Cracked plastic?  "Plastic surgery".   Medicom staff use a soldering gun to "stitch" the plastic back together using bare copper wire.  Before objecting to this type of work, visit the lifecycle analysis for a brand new monitor, and appreciate the embodied environmental costs which they preserve by making it good again.











Most of the 300,000 computer monitors these men purchased and repaired were sold in one of five retail stores.   I brought my family here, the foot traffic was incredible.  Three or four stories of shop after shop hawking either used and refurbished, or cheap no-name "good enough" Chinese brands.   Hamdy felt that the quality of our used equipment - if we followed his instructions and removed the sizes and models he didn't like to repair - was better than brand new electronics from China.












The democratic revolutions in the middle east were born online.   The people who are protesting the wording of Egypt's new constitution read about that constitution on CRTs.    


Incredibly sad.  These cases break my heart.


Hamdy deserved a chance to explain himself.  He is there in the photo with BAN's Sarah Westervelt in the previous Malpractice post.

I have about 275 photos from my trip to Egypt.  These are just a few.  In Fair Trade Recycling, when I'm doing business with someone, I have an obligation to fly them to meet my employees, and for me to go and meet theirs, and to do reconciliations so we know who is accountable, and so if Hamdy and Essam get something damaged, they are given the tools and funding to properly recycle it, just as they would one of the hundreds of computers people bring back to their shops for "trade in".

That trade in has huge potential to create a recycling infrastructure in the nations that need it.  Next we will have two more cases, one in Nigeria and one in Indonesia, to establish that this "collateral damage" isn't rare, but fits a pattern of denigrating 6 billion people in the "non-OECD" as somehow less capable than the people I hire in Middlebury at $10 per hour to do the repairs and refurbishing.

Have I proven that this buyer in Egypt is "good enough" to trade with?  Several USA e-waste companies initially sold me monitors to resell here.  I was buying from outside my company so I could replace models and sizes Hamdy didn't want with the correct ones from a larger pool.

The burden of proof, in BAN's world, is on me.   Just as "doubts were raised" about interracial marriage in Virginia USA in the 1960s to support the ban, BAN's job seems to be just to raise doubt about my partnership with Egypt.

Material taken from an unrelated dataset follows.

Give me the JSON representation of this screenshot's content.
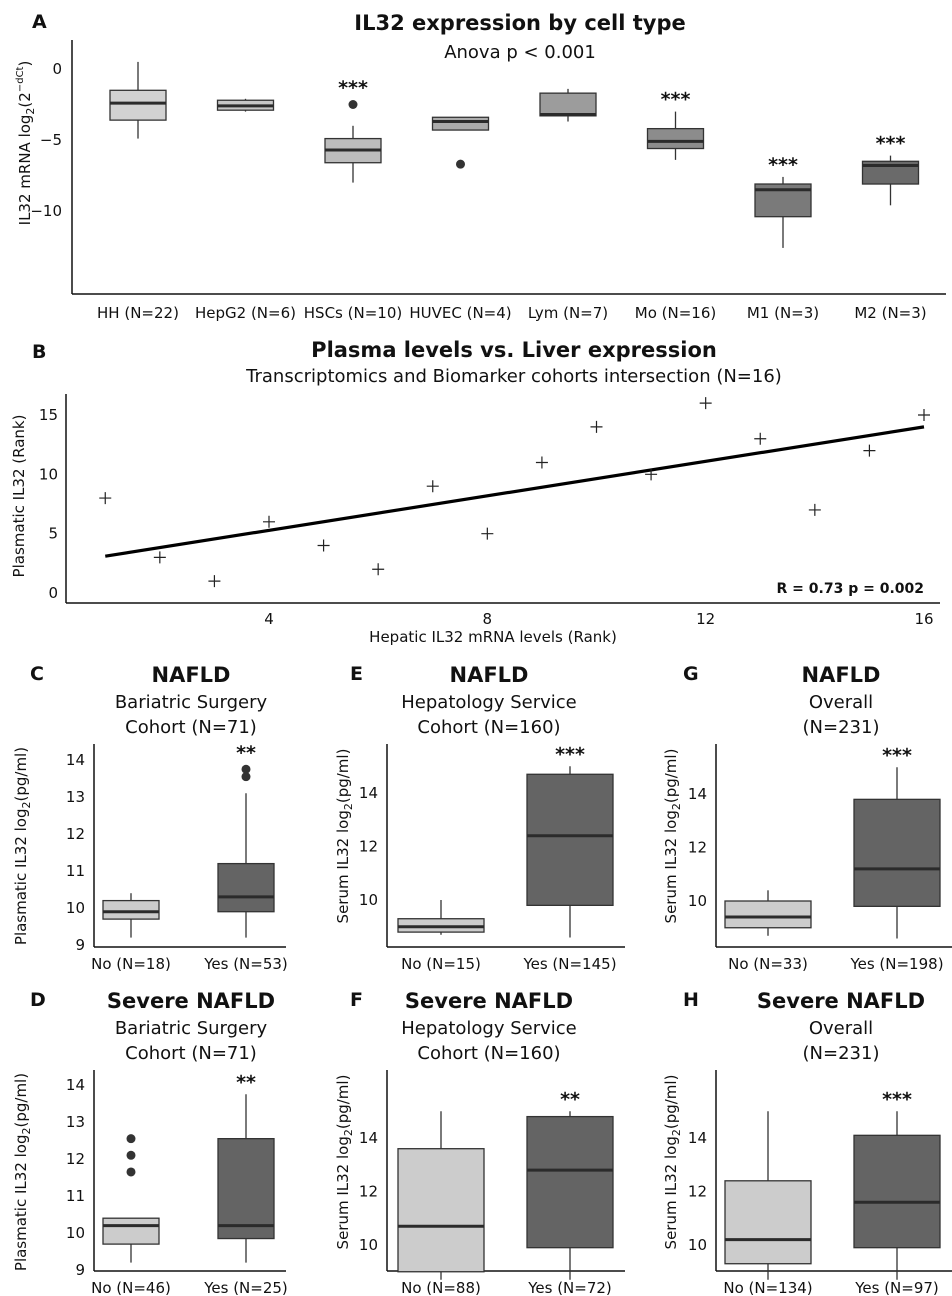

California SB20 is the result.  Massive taxpayer subsidy to destroy working equipment, giving Medicom - and the blood banks, internet cafes, and hospitals they supply - less choice to pick from.  BAN says they just allow "tested working" and don't take responsibility for the internet carnage in Egypt.  But look at the quotes BAN gave the reporter.  And look at BAN's silence about Egypt's "no used monitors" laws, China's bans on week-old tested working computers, BAN's decade of silence about California SB20 cancellation clause, and BAN's award of "E-Steward" certification to companies with "no intact unit" and shredding standards.

Collateral damage.   Let BAN come out right now and say Hamdy was innocent.  If BAN resents me tying them to this case, let them say something different to the reporters covering the "e-waste" business in Egypt.

Let BAN start using the 15% statistic from the UNEP and Basel Secretariat studies.

If you don't want to be accused of collateral damage, why the darn silence?  Cat got your tongue?  SPEAK UP, BAN.   Speak out against the dictators, speak out against the Interpol report, take a pledge not to racially profile geeks of color.

Coming up:  Two more cases of Environmental Malpractice:  Indonesia and Nigeria.

It seems nothing ever comes to nothing up on Choctaw ridge.
And now Billy Joe McCallister's jumped off the Tallahatchie Bridge.